Like many new organizations, Local Progress sprang from the ashes of a crisis.
In 2012, New York City Councilmember Brad Lander, who represents Brooklyn’s Park Slope neighborhood, and Nick Licata, then Seattle council chair, had a phone call about how to deal with the tidal wave of foreclosed homes that had swept the country. A few loosely organized collectives had emerged around the challenge of blight, with some cities trying innovative and legally risky strategies like using the power of eminent domain to seize the foreclosed mortgages. But there wasn’t a place to convene like-minded local officials around that issue — or any other. “It really grew into ‘hey, there should be something like this,’” Lander says.
Rather than creating a new organization, Lander reached out to the Center for Popular Democracy, another young outfit that secured grants to support a few staff members for the project. They first gathered in 2012, at the left-leaning Center for American Progress in Washington. The group has grown — with annual convenings and ones that are more ad hoc, like a forum in support of Seattle’s first-in-the-nation vote to raise its minimum wage to $15 in 2014. The show of solidarity helped. “One thing they said was, ‘make it look like we’re not crazy,’” Lander says, of Seattle’s council.
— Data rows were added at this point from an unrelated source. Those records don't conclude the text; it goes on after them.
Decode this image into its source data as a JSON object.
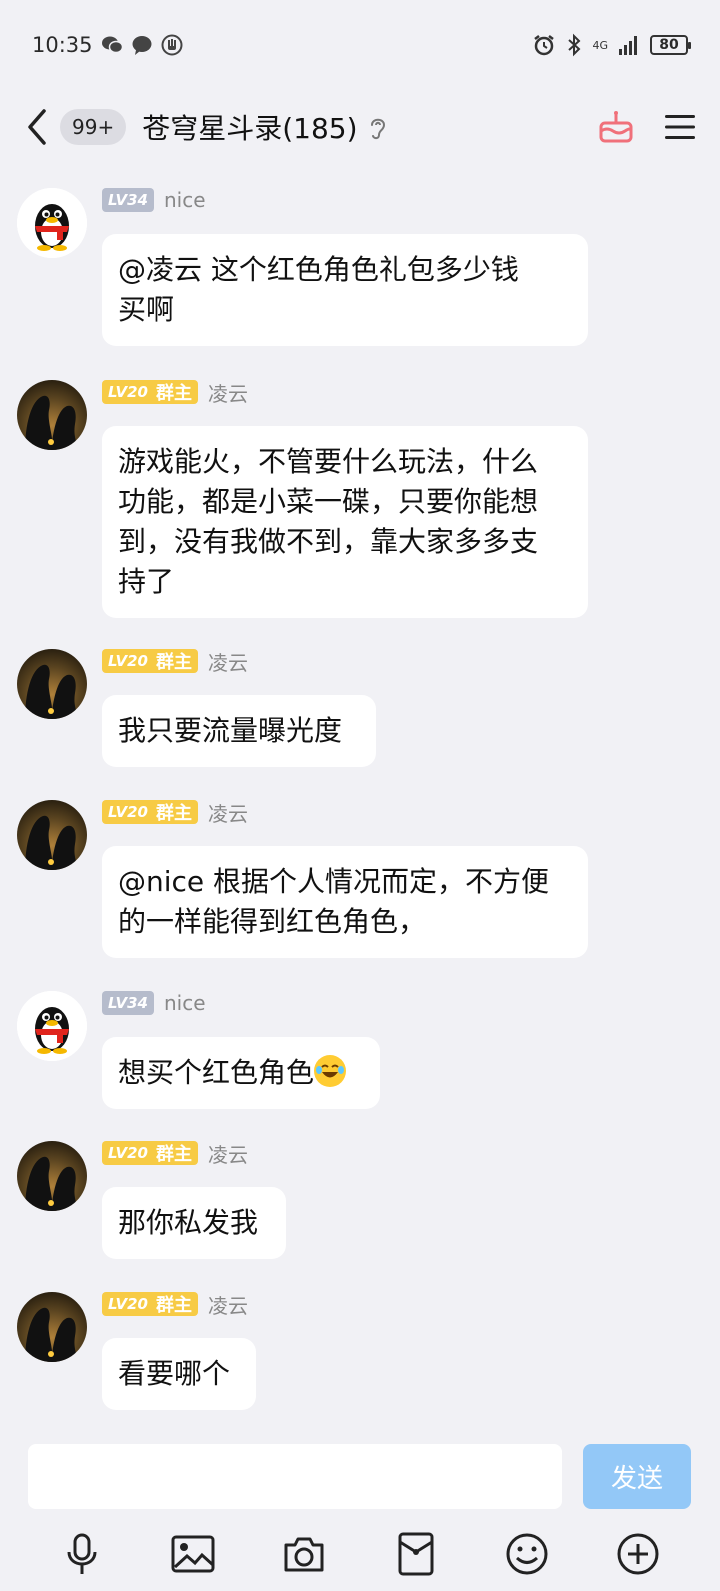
{
  "status_bar": {
    "time": "10:35",
    "battery": "80",
    "network": "4G"
  },
  "header": {
    "unread_badge": "99+",
    "title": "苍穹星斗录(185)"
  },
  "messages": [
    {
      "sender": "nice",
      "level": "LV34",
      "role": "",
      "avatar": "qq-penguin",
      "text": "@凌云 这个红色角色礼包多少钱买啊",
      "lines": [
        "@凌云 这个红色角色礼包多少钱",
        "买啊"
      ]
    },
    {
      "sender": "凌云",
      "level": "LV20",
      "role": "群主",
      "avatar": "penguin-silhouette",
      "text": "游戏能火，不管要什么玩法，什么功能，都是小菜一碟，只要你能想到，没有我做不到，靠大家多多支持了",
      "lines": [
        "游戏能火，不管要什么玩法，什么",
        "功能，都是小菜一碟，只要你能想",
        "到，没有我做不到，靠大家多多支",
        "持了"
      ]
    },
    {
      "sender": "凌云",
      "level": "LV20",
      "role": "群主",
      "avatar": "penguin-silhouette",
      "text": "我只要流量曝光度",
      "lines": [
        "我只要流量曝光度"
      ]
    },
    {
      "sender": "凌云",
      "level": "LV20",
      "role": "群主",
      "avatar": "penguin-silhouette",
      "text": "@nice 根据个人情况而定，不方便的一样能得到红色角色，",
      "lines": [
        "@nice 根据个人情况而定，不方便",
        "的一样能得到红色角色，"
      ]
    },
    {
      "sender": "nice",
      "level": "LV34",
      "role": "",
      "avatar": "qq-penguin",
      "text": "想买个红色角色",
      "lines": [
        "想买个红色角色"
      ],
      "emoji": "tears-of-joy"
    },
    {
      "sender": "凌云",
      "level": "LV20",
      "role": "群主",
      "avatar": "penguin-silhouette",
      "text": "那你私发我",
      "lines": [
        "那你私发我"
      ]
    },
    {
      "sender": "凌云",
      "level": "LV20",
      "role": "群主",
      "avatar": "penguin-silhouette",
      "text": "看要哪个",
      "lines": [
        "看要哪个"
      ]
    }
  ],
  "input": {
    "placeholder": "",
    "send_label": "发送"
  },
  "toolbar": [
    "microphone-icon",
    "image-icon",
    "camera-icon",
    "red-packet-icon",
    "emoji-icon",
    "plus-icon"
  ],
  "colors": {
    "background": "#f1f1f5",
    "send_button": "#93c8f7",
    "owner_badge": "#f7cb45",
    "level_badge": "#b6bccc"
  }
}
Many cities have a klatch of liberal legislators who push for higher minimum wages, paid leave mandates, taxes on plastic bags and the like. By putting them in contact with one another and other community groups, Local Progress has in recent years created a policy feedback loop that’s accelerated the spread of new laws in municipalities across the country. In the absence of federal action on many issues, it’s trying to make local government into something that doesn’t just pick up the trash — but solves some of society’s biggest problems as well.